Stocks Tuesday saw slight gains, with the exception of the Russell, which was lower for a second day. The S&P 500 rose 2 to 2,204, and the Nasdaq closed at 5,379, up 0.2 percent after backing off a new intraday high. The Russell 2000 was down 0.1 percent at 1,328, and was off 1.4 percent in the past two sessions.
"I think in the short term, you could see a breather. The last three years, the end of November, early December period has been weak for the market. It's been down about 3 percent in each of the last three years. There's certainly potential for a short-term hiccup in the market. We have the Fed in mid-December, the Italian referendum [on Sunday]. There's a number of topics that could throw a wrench into things in the short term, but over the longer term, as long as what the market is expecting continues to transpire as far as the new administration is concerned, the market should hold up well," said Paul Hickey, co-founder of Bespoke.
December is also historically a good month for stocks, with the S&P 500 up 70 percent of the time in the last 20 years with an average gain of 1.3 percent, according to Bespoke.

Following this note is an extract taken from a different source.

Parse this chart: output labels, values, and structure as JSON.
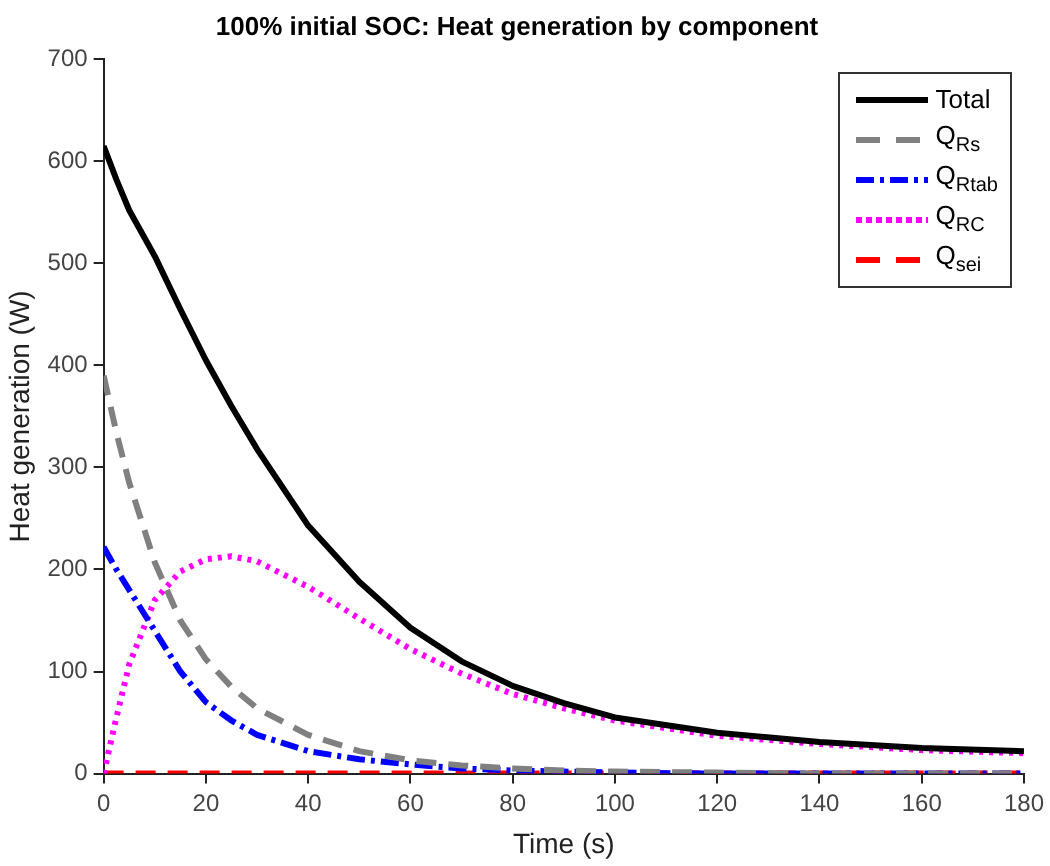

As for bonds, yields were slightly lower Tuesday with the 10-year yield at 2.29 percent after moving in a range up to 2.39 percent. The 10-year was yielding 1.8 percent before the election. As yields have risen, investors have been dumping out of bond funds and into stocks on the view that the 35-year bond rally is coming to an end, and will end even faster if Trump's programs help drive up interest rates and raise the national debt.
"It seems the bond market has settled in with rates, at least for the time being. The market is comfortable with it. The stock market still has stars in its eyes," said Ward McCarthy, chief financial economist at Jefferies.
The stock market's move higher since Election Day has not lifted all boats equally and analysts expect some of the stocks and sectors that have seen the biggest moves in the Trump trade to give back some gains.
Lori Calvasina, chief U.S. equity strategist at Credit Suisse, said small caps are getting close to a valuation where she would turn neutral on them, but for now they are still attractive.
"Over the next 12 months, our models say small cap/large cap relative valuation is relatively flat. I think there were the things that got this party started — the deeply compelling valuation story. Then we had a reason to shift to domestic from international exposure due to protectionist comments from Washington," she said. She said the fact that small caps pay a higher average tax rate than large caps would make them big beneficiaries when the Trump Administration and Congress cut corporate taxes, as proposed.
"Capital goods is by far the most overvalued" sector, she said. But financials have outperformed, and they are still attractive. The Financial Select Sector SPDR (XLF) is up 12.5 percent, on pace for its best month since October 2011.
"Relative to the market and relative to history, when I look at something like the banks, which have had a heck of a move, I feel that has a way to run. The group was digging out of a massive hole," Calvasina said.
She said consumer services, which includes restaurants, remains very attractive in both the large- and small-cap universe.
Calvasina said the median forward P/E on an unweighted basis for the S&P 500 is 17.9 times. She said that is still reasonable, with the peak at 18.6 over the summer. "There's still some room to go," she said.
Fed speakers Wednesday include Dallas Fed President Rob Kaplan speaks at 8 a.m. at the Economic Club of New York. He then appears on CNBC at 11 a.m. Fed Gov. Jerome Powell speaks in Washington at 11:45 a.m. and Cleveland Fed President Loretta Mester speaks in Pittsburgh on the economy at 12:35 p.m.
Earnings from Royal Bank of Canada and American Eagle Outfitters were due before the bell. Guess, La-Z-Boy, Pure Storage, Box, Synopsys and PVH are reporting after the close.